Prep 0 mins
Cook 0 mins
This recipe dates back to Victorian England. the cookies are intended to be quite bland; add 1/2 teaspoon vanilla before adding milk if you desire. originally from "1001 Cookie Recipes".
- 354.88 ml flour
- 59.14 ml rolled oats
- 59.14 ml sugar
- 29.58 ml baking powder
- 1.23 ml salt
- 44.37 ml butter
- 29.58 ml milk
- Preheat oven to 400 degrees. Lightly grease baking sheets.
- In a large bowl, combine the flour, oats, sugar, baking powder and salt. Cut in butter until mixture resembles coarse crumbs. Add just enough milk to make a firm dough.
- Transfer the dough to a floured surface and knead until smooth.
- Roll out to a thickness of 1 1/8". Using a fork, prick all over.
- Using a 1 1/2" round cookie cutter, cut rounds and place 1" apart on prepared pans.
- Bake for 12-15 min, until the crust is golden brown.
- transfer to wire racks to cool.
Hi Mia, I have not tried this recipe yet, however, reading another "digestive biscuit" recipe, one comment was to roll the dough out between to sheets of waxed paper instead of in flour. Why? Because the dough is already dry as it is and rolling it out in more flour causes the dough to become crumbly. Hope this helps you. Melodee
What could I be doing wrong? I've tried this recipe 3 times - with poor results. The problem is the lack of moisture - it is SOOO crumbly ; I can't make it hold together unless I add more milk (quite a bit more ) in which case the result resembles more of a scone than a biscuit. I am used to handling pastry and shortbread etc. Is there a trick to this one ?

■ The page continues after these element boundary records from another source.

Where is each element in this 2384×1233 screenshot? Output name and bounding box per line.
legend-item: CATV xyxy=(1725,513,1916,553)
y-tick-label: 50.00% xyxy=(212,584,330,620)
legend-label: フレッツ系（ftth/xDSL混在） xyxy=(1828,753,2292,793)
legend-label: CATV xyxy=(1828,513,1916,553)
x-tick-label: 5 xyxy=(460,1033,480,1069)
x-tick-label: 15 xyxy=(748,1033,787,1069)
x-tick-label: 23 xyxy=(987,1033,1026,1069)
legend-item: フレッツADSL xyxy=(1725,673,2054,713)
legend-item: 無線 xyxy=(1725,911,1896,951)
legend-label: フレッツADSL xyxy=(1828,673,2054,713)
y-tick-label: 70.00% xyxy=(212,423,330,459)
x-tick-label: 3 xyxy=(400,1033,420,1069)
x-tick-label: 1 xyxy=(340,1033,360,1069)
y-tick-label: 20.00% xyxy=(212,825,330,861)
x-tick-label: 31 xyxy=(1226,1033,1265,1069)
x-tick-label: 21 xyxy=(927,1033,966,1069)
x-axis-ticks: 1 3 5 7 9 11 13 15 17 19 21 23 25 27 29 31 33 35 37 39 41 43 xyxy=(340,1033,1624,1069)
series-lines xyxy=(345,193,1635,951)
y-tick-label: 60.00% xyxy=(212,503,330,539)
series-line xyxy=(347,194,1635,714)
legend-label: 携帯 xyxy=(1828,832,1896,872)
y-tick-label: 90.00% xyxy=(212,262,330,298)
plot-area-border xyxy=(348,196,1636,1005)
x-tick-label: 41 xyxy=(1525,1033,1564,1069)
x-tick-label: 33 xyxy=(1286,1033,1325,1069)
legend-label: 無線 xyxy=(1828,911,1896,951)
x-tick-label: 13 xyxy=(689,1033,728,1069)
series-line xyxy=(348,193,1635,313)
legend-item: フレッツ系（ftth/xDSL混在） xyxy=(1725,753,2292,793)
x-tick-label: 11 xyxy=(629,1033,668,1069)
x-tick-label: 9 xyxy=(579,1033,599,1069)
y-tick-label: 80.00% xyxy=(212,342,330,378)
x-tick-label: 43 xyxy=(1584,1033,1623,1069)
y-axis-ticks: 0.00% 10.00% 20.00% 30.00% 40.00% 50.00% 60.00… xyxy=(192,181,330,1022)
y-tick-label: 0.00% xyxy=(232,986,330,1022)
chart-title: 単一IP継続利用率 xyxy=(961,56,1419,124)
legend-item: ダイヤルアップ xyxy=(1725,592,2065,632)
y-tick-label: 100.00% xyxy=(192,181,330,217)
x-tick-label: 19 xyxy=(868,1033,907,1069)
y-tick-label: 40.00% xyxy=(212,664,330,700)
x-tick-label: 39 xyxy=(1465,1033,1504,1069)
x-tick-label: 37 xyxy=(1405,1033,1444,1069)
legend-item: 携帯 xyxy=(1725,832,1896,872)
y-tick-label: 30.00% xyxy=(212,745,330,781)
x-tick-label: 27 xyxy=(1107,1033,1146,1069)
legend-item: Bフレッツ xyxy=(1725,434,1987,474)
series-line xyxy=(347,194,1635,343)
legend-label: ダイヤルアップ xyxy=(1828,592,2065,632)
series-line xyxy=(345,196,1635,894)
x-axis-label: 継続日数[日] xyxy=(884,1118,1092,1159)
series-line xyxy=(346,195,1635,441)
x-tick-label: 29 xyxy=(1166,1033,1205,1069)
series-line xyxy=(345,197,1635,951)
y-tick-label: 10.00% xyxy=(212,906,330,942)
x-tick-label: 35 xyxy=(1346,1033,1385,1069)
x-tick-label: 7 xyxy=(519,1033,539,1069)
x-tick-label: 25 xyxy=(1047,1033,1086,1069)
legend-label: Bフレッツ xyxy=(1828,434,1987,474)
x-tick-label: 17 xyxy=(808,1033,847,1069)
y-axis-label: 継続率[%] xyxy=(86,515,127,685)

I also adapted this recipe very successfully to a non-gluten, sugar free version. For the 1 1/2 cups of flour I substituted 3/4 cup of brown rice flour and 3/4 cup of tapioca flour. For the 1/4 cup of sugar I substituted an equal amount of a combination of brown rice syrup and apple juice concentrate. For the oat flakes I substituted rice flakes. This produced a lovely biscuit.